There was some serious headwind on Route 36 today. The shoulder improved greatly for biking over Sunday’s conditions. Late in the day, however, the four lane road got reduced to two lanes and zero shoulder. I was not thrilled about that, and actually got up and used the closed two lanes under construction (photo). For a while I was feeling great about it; the road was completed enough that I could bike on it but it was closed to motor traffic. It was the last 12 miles of the day and I was glad to zone out. Then, with about six miles to go, the construction became so recent that the concrete was still wet! I had to hop on the shoulder-less other section again. Dogs chased me and I had to ride opposing traffic to find any shoulder at all. Alternate routes eastward through Missouri are very hard to find right now, so I will have to tread carefully tomorrow. There is a difference between biking and holding on, which is what I did for a bit. This is supposed to be pedal4wildlife, not pedalformylife!

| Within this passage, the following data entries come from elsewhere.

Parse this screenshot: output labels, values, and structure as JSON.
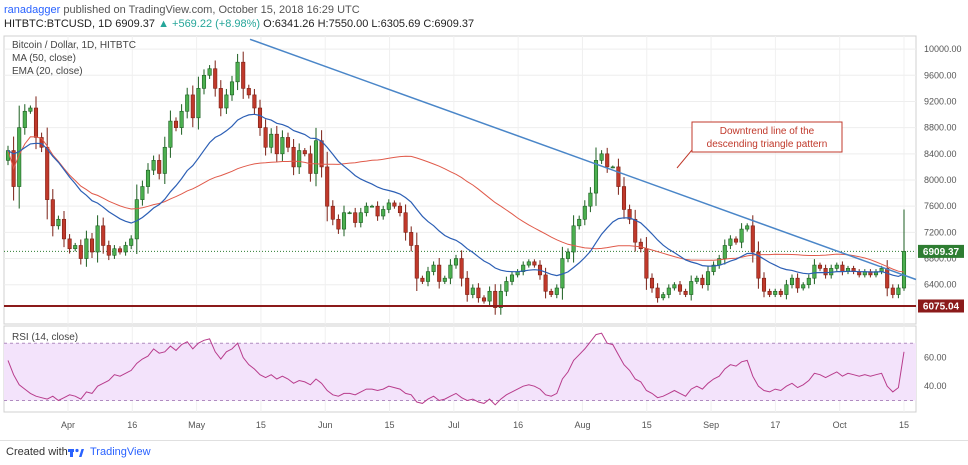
{
  "header": {
    "author": "ranadagger",
    "published_text": "published on TradingView.com, October 15, 2018 16:29 UTC",
    "symbol_line": "HITBTC:BTCUSD, 1D",
    "last": "6909.37",
    "change": "▲ +569.22 (+8.98%)",
    "ohlc": "O:6341.26 H:7550.00 L:6305.69 C:6909.37"
  },
  "legend": {
    "title": "Bitcoin / Dollar, 1D, HITBTC",
    "ma": "MA (50, close)",
    "ema": "EMA (20, close)",
    "rsi": "RSI (14, close)"
  },
  "annotation": {
    "line1": "Downtrend line of the",
    "line2": "descending triangle pattern"
  },
  "footer": {
    "created": "Created with",
    "brand": "TradingView"
  },
  "colors": {
    "up": "#26a69a",
    "down": "#d84a36",
    "candle_up_body": "#4caf50",
    "candle_down_body": "#c0392b",
    "ma": "#e05a4a",
    "ema": "#2c5fb5",
    "trendline": "#4a86c8",
    "support": "#8b1a1a",
    "rsi": "#b83c8c",
    "rsi_band": "#f3e3fb",
    "price_label": "#2e7d32"
  },
  "chart_data": [
    {
      "type": "candlestick",
      "title": "Bitcoin / Dollar, 1D, HITBTC",
      "y_ticks": [
        6400,
        6800,
        7200,
        7600,
        8000,
        8400,
        8800,
        9200,
        9600,
        10000
      ],
      "ylim": [
        5800,
        10200
      ],
      "x_tick_labels": [
        "Apr",
        "16",
        "May",
        "15",
        "Jun",
        "15",
        "Jul",
        "16",
        "Aug",
        "15",
        "Sep",
        "17",
        "Oct",
        "15"
      ],
      "grid": true,
      "last_price_label": "6909.37",
      "support_label": "6075.04",
      "support_level": 6075.04,
      "trendline": {
        "start_price": 10150,
        "end_price": 6480
      },
      "closes": [
        8450,
        7900,
        8800,
        9050,
        9100,
        8650,
        8500,
        7700,
        7300,
        7400,
        7100,
        6950,
        7000,
        6800,
        7100,
        6900,
        7300,
        7000,
        6850,
        6950,
        6900,
        7000,
        7100,
        7700,
        7900,
        8150,
        8300,
        8100,
        8500,
        8900,
        8800,
        9050,
        9300,
        8950,
        9400,
        9600,
        9700,
        9400,
        9100,
        9300,
        9500,
        9800,
        9400,
        9300,
        9100,
        8800,
        8500,
        8700,
        8400,
        8650,
        8500,
        8200,
        8450,
        8400,
        8100,
        8600,
        8200,
        7600,
        7400,
        7250,
        7500,
        7500,
        7350,
        7500,
        7600,
        7600,
        7450,
        7550,
        7650,
        7600,
        7500,
        7200,
        7000,
        6500,
        6450,
        6600,
        6700,
        6450,
        6500,
        6700,
        6800,
        6500,
        6250,
        6350,
        6200,
        6150,
        6300,
        6050,
        6300,
        6450,
        6550,
        6600,
        6700,
        6750,
        6700,
        6550,
        6300,
        6250,
        6350,
        6800,
        6900,
        7300,
        7400,
        7600,
        7800,
        8300,
        8400,
        8200,
        8200,
        7900,
        7550,
        7400,
        7050,
        6950,
        6500,
        6350,
        6200,
        6250,
        6350,
        6400,
        6300,
        6250,
        6450,
        6500,
        6400,
        6600,
        6700,
        6800,
        7000,
        7100,
        7050,
        7250,
        7300,
        6900,
        6500,
        6300,
        6250,
        6300,
        6250,
        6400,
        6500,
        6350,
        6400,
        6500,
        6700,
        6650,
        6550,
        6650,
        6700,
        6600,
        6650,
        6600,
        6550,
        6600,
        6550,
        6600,
        6650,
        6350,
        6250,
        6350,
        6909.37
      ]
    },
    {
      "type": "line",
      "title": "RSI (14, close)",
      "y_ticks": [
        40,
        60
      ],
      "ylim": [
        22,
        82
      ],
      "band": [
        30,
        70
      ],
      "series": [
        {
          "name": "RSI (14, close)",
          "values": [
            58,
            48,
            41,
            38,
            35,
            33,
            32,
            31,
            33,
            30,
            32,
            34,
            33,
            31,
            36,
            35,
            40,
            42,
            44,
            48,
            47,
            49,
            51,
            56,
            59,
            61,
            66,
            63,
            64,
            68,
            65,
            69,
            71,
            66,
            70,
            72,
            73,
            64,
            59,
            64,
            66,
            70,
            60,
            55,
            52,
            48,
            46,
            48,
            45,
            47,
            45,
            42,
            44,
            43,
            41,
            45,
            42,
            37,
            34,
            33,
            35,
            35,
            34,
            36,
            38,
            38,
            37,
            38,
            40,
            39,
            38,
            35,
            34,
            29,
            28,
            31,
            33,
            30,
            31,
            33,
            35,
            32,
            30,
            31,
            29,
            28,
            31,
            27,
            31,
            34,
            36,
            38,
            40,
            41,
            40,
            38,
            34,
            33,
            35,
            45,
            50,
            58,
            62,
            66,
            71,
            76,
            77,
            70,
            69,
            62,
            55,
            51,
            45,
            43,
            37,
            35,
            32,
            33,
            35,
            37,
            35,
            33,
            38,
            40,
            38,
            42,
            45,
            47,
            52,
            55,
            54,
            57,
            58,
            47,
            40,
            37,
            36,
            38,
            37,
            40,
            42,
            39,
            41,
            44,
            49,
            48,
            46,
            48,
            50,
            47,
            49,
            48,
            47,
            48,
            47,
            48,
            49,
            40,
            36,
            39,
            64
          ]
        }
      ]
    }
  ]
}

Obviously the eastern U.S. is much mire heavily settled than out west, with the bulk of the unsettled land, at least here in Missouri, under intense cultivation. I have been seeing very little wildlife during the day. This is the section of the country I thought I’d have to put my head down and plow through, and this has been the case. When we were running the beautiful carriage paths of Acadia National Park, my Maine buddy Tim Sheehan once told me that when he got tired, it helped him to picture his muscles at work. Today that is what I did. I looked down at my quads and visualized the repeating firing of muscle fibers, and that energy transferred to the tiny pedals below. I thought if my transformed legs acting as two smooth pistons that slowly but surely turned feet into yards, and yards into miles, on a ribbon of concrete cutting through a sea of soy and corn.